1. Is it Google’s understanding that Canadian school districts must comply with the Children’s Online Privacy Protection Act (COPPA) if they are customers of GAFE and non G Suite apps? Does the addendum negotiated in 2013 between the Ministry of Education in Ontario and Google essentially make each school district responsible for complying with COPPA?

2. Are any student’s data and records from the Toronto School District Board stored on servers in the U.S.?

3. Was Google aware that the Toronto School District Board allegedly was not obtaining parental consent, nor even informing parents of the principal use of data collection involving Google apps?

In response to those questions, months later, spokesperson Ashley Carlson wrote:

First, data privacy and security are of the utmost priority for Google — this
site https://edu.google.com/k-12-solutions/privacy-security  includes detailed information on our privacy and security policies, including insight on COPPA, data security and ownership. Google cannot advise customers or anyone else on the legal requirements of COPPA or other laws. Our G Suite for Education (Online) Agreement https://gsuite.google.com/terms/education_terms.html addresses COPPA in section 2.5, which states the below. In this case, the school is the “customer.”

2.5 COPPA and Parental Consent. If Customer allows End Users under the age of 13 to use the Services, Customer consents as required under the Children’s Online Privacy Protection Act to the collection and use of personal information in the Services, described in the G Suite for Education Privacy Notice, from such End Users. Customer will obtain parental consent for the collection and use of personal information in the Additional Services that Customer allows End Users to access before allowing any End Users under the age of 18 to use those services. School administrators can determine which services are available and the policies for each service, so each school’s use of G Suite is different. G Suite for Education tools break down into two categories:

1. Core Services like Gmail, Drive, Calendar, Classroom — or —

1. Additional Services like YouTube, Maps, Blogger

You can read more details about what falls under each category here <https://support.google.com/a/answer/182442>.

G Suite for Education administrators determine which Google services their users can access. We recommend as a best practice, that schools get guardian consent for both Core Services they enable and Additional Services. A school may be able to provide consent for Core Services on guardians’ behalf, subject to the laws applicable to that school, which customers themselves are best situated to evaluate. Google aims to give schools the information they need about its services and its privacy and security practices so they can keep parents well informed.

Did you notice that “Customer consents as required under the Children’s Online Privacy Protection Act” language in Section 2.5 (emphasis added by me)? But is it required if we are talking about a Canadian school district as Google’s “customer?”

So after waiting for months, we still had no clear answers, with the parents’ strongest case, perhaps, being under MFIPPA.

PogoWasRight.org is not a law site, of course, and this blogger is not a lawyer. I spoke with a Canadian advocacy organization who has now gotten involved in pursuing the parents’ concerns, and I look forward to seeing some update at some point in the future.

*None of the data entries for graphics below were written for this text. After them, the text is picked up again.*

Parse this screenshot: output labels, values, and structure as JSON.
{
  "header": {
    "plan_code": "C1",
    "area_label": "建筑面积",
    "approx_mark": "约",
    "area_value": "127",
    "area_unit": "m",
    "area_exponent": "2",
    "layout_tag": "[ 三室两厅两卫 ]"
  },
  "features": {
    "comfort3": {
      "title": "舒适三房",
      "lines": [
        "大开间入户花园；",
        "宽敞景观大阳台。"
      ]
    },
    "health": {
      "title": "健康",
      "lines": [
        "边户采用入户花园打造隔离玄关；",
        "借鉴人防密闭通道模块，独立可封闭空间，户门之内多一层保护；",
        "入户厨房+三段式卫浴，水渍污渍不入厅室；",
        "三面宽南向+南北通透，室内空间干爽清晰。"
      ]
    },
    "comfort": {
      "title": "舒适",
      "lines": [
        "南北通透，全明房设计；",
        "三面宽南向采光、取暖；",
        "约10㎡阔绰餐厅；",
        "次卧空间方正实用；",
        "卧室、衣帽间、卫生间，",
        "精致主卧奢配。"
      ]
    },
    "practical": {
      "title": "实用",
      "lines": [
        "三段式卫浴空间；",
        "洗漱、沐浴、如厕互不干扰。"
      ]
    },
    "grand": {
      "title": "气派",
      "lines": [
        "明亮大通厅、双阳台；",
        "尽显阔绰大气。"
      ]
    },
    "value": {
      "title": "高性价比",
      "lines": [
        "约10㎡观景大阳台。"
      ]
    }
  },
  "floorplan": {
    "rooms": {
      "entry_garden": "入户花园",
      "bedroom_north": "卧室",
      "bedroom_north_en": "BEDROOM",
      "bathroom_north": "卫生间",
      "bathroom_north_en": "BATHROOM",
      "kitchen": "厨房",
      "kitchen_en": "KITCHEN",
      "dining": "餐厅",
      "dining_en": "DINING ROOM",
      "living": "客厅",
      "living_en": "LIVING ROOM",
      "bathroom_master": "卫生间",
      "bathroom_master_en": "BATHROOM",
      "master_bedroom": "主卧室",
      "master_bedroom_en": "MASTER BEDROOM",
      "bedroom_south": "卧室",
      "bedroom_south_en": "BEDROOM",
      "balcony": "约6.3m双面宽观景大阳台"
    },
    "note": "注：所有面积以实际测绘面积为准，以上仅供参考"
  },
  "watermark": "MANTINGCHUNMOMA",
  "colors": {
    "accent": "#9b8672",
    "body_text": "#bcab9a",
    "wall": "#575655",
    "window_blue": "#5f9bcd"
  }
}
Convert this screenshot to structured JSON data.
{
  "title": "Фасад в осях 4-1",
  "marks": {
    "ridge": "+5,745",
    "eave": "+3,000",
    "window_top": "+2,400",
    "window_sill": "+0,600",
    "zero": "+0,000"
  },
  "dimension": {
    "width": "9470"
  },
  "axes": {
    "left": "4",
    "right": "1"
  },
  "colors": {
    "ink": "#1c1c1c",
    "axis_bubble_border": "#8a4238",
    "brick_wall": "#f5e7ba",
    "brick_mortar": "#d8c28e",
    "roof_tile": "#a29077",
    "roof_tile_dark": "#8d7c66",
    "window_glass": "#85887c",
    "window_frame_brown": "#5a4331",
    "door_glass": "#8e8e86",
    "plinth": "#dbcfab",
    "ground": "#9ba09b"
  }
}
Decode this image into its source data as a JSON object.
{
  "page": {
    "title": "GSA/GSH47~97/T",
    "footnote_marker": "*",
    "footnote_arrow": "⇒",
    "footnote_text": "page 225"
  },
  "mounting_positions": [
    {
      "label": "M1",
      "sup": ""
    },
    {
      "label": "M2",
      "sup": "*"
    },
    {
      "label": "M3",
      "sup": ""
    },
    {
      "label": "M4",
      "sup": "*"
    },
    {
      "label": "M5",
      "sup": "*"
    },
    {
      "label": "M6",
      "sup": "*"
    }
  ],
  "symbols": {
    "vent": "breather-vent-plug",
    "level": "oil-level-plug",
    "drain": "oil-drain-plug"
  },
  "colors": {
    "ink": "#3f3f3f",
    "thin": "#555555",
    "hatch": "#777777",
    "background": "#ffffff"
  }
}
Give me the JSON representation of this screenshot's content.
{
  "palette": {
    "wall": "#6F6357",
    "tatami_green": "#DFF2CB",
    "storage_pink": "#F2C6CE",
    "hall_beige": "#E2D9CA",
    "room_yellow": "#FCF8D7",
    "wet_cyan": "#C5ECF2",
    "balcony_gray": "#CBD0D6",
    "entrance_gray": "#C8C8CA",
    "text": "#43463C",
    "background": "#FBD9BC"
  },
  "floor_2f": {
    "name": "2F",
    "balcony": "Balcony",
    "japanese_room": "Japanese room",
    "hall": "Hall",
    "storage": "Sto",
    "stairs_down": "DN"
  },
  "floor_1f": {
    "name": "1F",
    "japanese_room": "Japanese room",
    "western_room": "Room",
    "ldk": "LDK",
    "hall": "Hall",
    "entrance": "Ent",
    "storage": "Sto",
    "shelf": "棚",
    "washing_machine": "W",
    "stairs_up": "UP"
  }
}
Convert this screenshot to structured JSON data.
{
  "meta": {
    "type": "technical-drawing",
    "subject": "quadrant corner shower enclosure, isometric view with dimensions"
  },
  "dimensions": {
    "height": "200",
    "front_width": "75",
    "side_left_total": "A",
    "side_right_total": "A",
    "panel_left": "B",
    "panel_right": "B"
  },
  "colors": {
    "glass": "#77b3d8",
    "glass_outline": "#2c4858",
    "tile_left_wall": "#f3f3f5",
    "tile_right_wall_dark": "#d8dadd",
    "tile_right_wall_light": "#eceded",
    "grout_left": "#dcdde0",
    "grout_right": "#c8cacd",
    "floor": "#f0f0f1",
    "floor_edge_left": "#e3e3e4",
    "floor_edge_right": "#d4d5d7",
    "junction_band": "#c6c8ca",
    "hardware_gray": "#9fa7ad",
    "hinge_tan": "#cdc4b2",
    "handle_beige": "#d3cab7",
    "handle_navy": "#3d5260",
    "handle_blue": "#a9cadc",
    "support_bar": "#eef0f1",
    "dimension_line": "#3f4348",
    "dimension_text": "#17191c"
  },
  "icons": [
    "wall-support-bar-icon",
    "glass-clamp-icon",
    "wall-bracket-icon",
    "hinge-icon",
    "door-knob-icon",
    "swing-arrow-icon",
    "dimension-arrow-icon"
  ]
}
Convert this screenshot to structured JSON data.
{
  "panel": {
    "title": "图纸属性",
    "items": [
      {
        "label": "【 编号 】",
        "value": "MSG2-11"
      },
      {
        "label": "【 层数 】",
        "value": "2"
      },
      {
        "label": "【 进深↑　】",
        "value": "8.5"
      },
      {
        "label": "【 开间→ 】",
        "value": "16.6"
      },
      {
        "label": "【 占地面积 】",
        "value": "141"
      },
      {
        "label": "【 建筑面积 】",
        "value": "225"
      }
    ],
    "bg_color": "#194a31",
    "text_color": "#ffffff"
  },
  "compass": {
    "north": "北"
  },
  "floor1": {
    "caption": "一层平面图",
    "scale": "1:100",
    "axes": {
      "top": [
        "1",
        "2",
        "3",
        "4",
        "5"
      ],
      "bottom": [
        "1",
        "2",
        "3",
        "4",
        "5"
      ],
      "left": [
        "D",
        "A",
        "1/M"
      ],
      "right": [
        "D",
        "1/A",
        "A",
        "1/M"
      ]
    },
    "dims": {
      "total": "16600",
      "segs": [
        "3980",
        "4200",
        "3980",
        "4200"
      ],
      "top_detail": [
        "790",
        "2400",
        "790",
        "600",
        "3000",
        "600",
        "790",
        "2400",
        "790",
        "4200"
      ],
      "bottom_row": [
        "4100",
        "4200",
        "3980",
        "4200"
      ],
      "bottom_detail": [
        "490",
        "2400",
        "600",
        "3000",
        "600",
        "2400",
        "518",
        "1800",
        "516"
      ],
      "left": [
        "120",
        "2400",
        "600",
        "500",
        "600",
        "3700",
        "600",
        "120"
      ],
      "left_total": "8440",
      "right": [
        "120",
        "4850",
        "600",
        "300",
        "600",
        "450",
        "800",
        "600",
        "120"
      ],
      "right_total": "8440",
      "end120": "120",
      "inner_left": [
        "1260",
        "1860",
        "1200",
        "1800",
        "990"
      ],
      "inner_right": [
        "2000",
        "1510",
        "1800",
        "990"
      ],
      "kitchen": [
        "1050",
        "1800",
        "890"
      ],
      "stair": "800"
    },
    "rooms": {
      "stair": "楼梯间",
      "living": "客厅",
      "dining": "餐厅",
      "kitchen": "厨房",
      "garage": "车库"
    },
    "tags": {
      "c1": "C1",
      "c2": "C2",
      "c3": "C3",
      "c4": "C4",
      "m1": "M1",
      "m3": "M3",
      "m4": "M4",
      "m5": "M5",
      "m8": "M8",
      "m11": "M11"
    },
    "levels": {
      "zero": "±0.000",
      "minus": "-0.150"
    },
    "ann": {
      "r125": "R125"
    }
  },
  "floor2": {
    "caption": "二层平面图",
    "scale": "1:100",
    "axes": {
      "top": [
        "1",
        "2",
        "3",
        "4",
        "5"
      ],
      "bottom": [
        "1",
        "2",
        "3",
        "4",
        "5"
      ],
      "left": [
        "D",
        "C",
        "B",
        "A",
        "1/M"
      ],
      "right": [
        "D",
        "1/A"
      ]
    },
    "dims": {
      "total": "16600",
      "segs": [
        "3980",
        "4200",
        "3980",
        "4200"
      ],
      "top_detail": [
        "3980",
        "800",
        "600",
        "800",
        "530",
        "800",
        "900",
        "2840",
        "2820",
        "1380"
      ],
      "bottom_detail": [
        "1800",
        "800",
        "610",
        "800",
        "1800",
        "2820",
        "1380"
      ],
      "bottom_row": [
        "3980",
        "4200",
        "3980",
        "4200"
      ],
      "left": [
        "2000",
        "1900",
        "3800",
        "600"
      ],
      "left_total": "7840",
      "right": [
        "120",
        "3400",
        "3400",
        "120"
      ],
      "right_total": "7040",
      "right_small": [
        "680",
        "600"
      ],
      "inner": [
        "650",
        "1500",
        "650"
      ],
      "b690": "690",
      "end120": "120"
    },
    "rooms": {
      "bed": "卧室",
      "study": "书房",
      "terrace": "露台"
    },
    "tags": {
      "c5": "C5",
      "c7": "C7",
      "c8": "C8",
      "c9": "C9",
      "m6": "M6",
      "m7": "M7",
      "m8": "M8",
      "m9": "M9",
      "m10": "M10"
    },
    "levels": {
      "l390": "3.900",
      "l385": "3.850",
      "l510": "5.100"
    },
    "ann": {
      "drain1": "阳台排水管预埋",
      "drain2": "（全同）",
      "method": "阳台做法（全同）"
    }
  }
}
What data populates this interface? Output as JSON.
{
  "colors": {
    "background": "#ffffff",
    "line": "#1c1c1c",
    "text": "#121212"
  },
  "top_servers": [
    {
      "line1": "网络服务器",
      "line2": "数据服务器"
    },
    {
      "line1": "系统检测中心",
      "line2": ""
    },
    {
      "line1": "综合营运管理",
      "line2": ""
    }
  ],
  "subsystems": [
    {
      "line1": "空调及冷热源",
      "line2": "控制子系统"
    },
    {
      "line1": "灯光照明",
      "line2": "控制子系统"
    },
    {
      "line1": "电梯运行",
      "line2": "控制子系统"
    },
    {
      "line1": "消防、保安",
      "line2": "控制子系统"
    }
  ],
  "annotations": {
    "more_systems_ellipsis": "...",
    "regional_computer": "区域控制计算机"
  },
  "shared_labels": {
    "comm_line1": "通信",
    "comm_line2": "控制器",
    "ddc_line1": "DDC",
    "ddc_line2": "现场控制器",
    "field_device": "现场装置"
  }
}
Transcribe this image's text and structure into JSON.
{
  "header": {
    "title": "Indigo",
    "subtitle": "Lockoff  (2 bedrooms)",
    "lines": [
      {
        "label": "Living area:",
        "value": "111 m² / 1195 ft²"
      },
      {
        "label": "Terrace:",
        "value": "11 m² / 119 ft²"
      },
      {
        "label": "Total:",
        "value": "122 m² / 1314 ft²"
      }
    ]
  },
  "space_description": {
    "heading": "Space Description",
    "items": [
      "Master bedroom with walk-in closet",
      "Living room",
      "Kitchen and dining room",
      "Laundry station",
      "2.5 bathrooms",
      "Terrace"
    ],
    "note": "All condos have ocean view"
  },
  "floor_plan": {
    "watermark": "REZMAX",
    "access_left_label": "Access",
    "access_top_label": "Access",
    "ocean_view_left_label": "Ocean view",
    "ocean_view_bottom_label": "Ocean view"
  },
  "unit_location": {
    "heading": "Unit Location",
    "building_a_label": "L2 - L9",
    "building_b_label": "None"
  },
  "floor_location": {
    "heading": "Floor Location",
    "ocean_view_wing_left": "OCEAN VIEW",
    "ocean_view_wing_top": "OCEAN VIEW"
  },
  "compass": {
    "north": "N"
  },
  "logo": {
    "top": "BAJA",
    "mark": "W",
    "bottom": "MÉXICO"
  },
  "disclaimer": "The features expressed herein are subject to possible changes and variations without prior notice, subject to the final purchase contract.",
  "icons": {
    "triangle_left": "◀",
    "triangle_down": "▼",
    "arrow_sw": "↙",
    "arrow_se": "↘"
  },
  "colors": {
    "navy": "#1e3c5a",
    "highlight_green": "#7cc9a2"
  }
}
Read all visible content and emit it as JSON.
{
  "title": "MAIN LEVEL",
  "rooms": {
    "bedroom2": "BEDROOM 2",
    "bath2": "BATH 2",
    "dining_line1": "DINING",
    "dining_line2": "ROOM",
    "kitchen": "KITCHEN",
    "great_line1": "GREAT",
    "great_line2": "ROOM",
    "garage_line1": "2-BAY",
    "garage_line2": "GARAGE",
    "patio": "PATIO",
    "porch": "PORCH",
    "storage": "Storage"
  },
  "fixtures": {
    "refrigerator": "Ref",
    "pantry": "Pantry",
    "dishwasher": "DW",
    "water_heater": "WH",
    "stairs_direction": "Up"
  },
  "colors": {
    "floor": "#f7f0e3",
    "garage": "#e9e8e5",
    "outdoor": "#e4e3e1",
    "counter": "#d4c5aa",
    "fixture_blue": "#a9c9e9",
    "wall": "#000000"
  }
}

But why is Ontario so lax about requiring more privacy protections and consent provisions for use of EdTech with students?  In this day and age, when we have seen so much evidence of privacy breaches and companies selling or misusing student data, why isn’t Ontario taking a firm stand that says parents must be given notice about the use of EdTech that includes the types of personal information being collected, how and for how long it will be retained, what its intended and acceptable uses are, and how parents can request deletion on their child’s data if it is no longer needed by the district for educational purposes. And if the regulations are already in place requiring that, why aren’t they being enforced more rigorously?

Kudos to these parents who began their own advocacy efforts to uncover how the district does and does not implement notice and consent. Perhaps their efforts will lead to the birth of a more active association of privacy-concerned Canadian parents.